The Mantel test tests the correlation between two proximity matrices. Available in Excel using the XLSTAT add-on statistical software.
What is the Mantel test
The Mantel test measures and tests the linear correlation between two proximity matrices (simple Mantel test) or between two matrices while taking into account the linear correlation with a third matrix (partial Mantel test).
Simple Mantel test
Mantel proposed a first statistic to measure the correlation between two proximity (similarity or dissimilarity) and symmetric A and B matrices of size n:
Z(AB) = ∑(i-n...n-1) ∑(j-i+1...n) aij bij
In the case where the matrices are not symmetric, the computations are possible.

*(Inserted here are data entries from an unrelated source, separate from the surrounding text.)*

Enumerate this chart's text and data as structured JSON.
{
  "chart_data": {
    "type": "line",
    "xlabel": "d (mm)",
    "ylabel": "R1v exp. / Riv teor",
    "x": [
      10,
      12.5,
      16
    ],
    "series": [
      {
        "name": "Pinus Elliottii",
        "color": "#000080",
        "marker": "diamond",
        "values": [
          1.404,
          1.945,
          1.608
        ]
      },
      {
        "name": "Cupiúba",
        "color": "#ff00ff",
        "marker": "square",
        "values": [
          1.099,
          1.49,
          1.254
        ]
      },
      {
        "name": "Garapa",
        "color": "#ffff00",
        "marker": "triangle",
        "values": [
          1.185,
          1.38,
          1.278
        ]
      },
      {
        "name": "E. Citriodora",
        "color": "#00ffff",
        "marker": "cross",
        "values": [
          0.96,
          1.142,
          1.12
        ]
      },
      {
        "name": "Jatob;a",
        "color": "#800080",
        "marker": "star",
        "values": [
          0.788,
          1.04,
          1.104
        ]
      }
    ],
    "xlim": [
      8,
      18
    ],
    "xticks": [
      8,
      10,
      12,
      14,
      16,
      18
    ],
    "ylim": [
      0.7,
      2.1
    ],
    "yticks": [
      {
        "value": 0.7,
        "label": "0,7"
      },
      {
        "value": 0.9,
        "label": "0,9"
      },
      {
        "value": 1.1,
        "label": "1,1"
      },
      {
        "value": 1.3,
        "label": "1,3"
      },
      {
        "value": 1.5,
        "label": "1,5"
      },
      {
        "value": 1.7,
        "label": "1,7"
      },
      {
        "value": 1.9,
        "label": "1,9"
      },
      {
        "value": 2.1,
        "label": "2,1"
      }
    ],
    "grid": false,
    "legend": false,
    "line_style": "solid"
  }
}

While it is not a problem to compute the correlation coefficient between two sets of proximity coefficients, testing their significance cannot be done using the usual approach that is used to test correlations: to use the latter tests, one needs to assume the independence of the data, which is not the case here. A permutation test has been proposed to determine if the correlation coefficient can be considered as showing a significant correlation between the matrices or not. It can be one- or two-sided.

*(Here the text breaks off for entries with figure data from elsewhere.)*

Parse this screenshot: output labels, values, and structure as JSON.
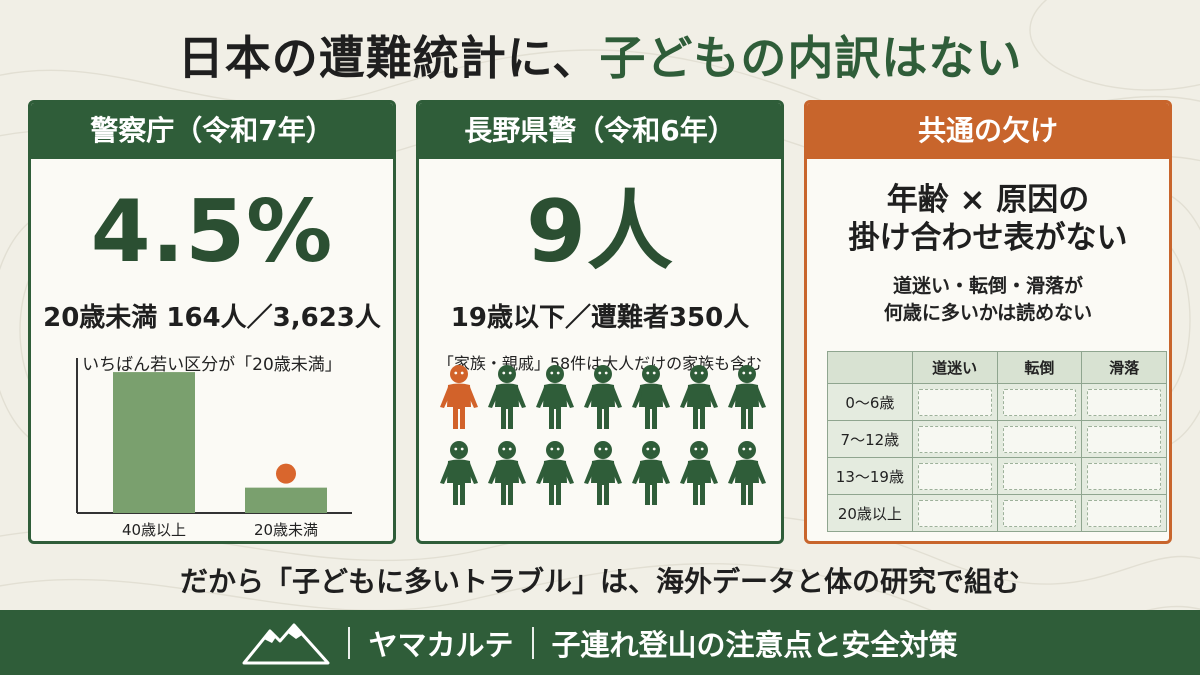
{
  "title": {
    "lead": "日本の遭難統計に、",
    "accent": "子どもの内訳はない"
  },
  "panel1": {
    "header": "警察庁（令和7年）",
    "big": "4.5%",
    "stat": "20歳未満 164人／3,623人",
    "note": "いちばん若い区分が「20歳未満」"
  },
  "chart_data": {
    "type": "bar",
    "categories": [
      "40歳以上",
      "20歳未満"
    ],
    "values": [
      1.0,
      0.18
    ],
    "title": "",
    "xlabel": "",
    "ylabel": "",
    "ylim": [
      0,
      1.1
    ],
    "grid": false,
    "highlight": {
      "category": "20歳未満",
      "color": "#d9662d"
    },
    "colors": {
      "bar": "#7aa06e",
      "axis": "#333333"
    }
  },
  "panel2": {
    "header": "長野県警（令和6年）",
    "big": "9人",
    "stat": "19歳以下／遭難者350人",
    "note": "「家族・親戚」58件は大人だけの家族も含む",
    "figures_total": 14,
    "figures_highlighted": 1,
    "figure_icon": "person-icon",
    "colors": {
      "highlight": "#d2622a",
      "normal": "#2f5d39"
    }
  },
  "panel3": {
    "header": "共通の欠け",
    "title_line1": "年齢 × 原因の",
    "title_line2": "掛け合わせ表がない",
    "desc_line1": "道迷い・転倒・滑落が",
    "desc_line2": "何歳に多いかは読めない",
    "table": {
      "columns": [
        "道迷い",
        "転倒",
        "滑落"
      ],
      "rows": [
        "0〜6歳",
        "7〜12歳",
        "13〜19歳",
        "20歳以上"
      ]
    }
  },
  "bottom": "だから「子どもに多いトラブル」は、海外データと体の研究で組む",
  "footer": {
    "logo_icon": "mountain-icon",
    "brand": "ヤマカルテ",
    "tagline": "子連れ登山の注意点と安全対策"
  },
  "colors": {
    "green": "#2f5d39",
    "orange": "#c8652c",
    "background": "#f1efe6"
  }
}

The Mantel test consists of computing the correlation coefficient that would be obtained after permuting the rows and columns of one of the matrices. The p-value is calculated using the distribution of the r(AB) coefficients obtained from S permutations. In the case where n, the number of rows and columns of the matrices, is lower than 10, all the possible permutations can easily be computed. If n is greater than 10, one needs to randomly generate a set of S permutations in order to estimate the distribution of r(AB).
Partial Mantel test
A Mantel test for more than two matrices has been proposed: when we have three proximity matrices A, B and C, the partial Mantel statistic r(AB.C) for the A and B matrices knowing the C matrix is computed as a partial correlation coefficient. In order to determine if the coefficient is significantly different from 0, a p-value is computed using random permutations.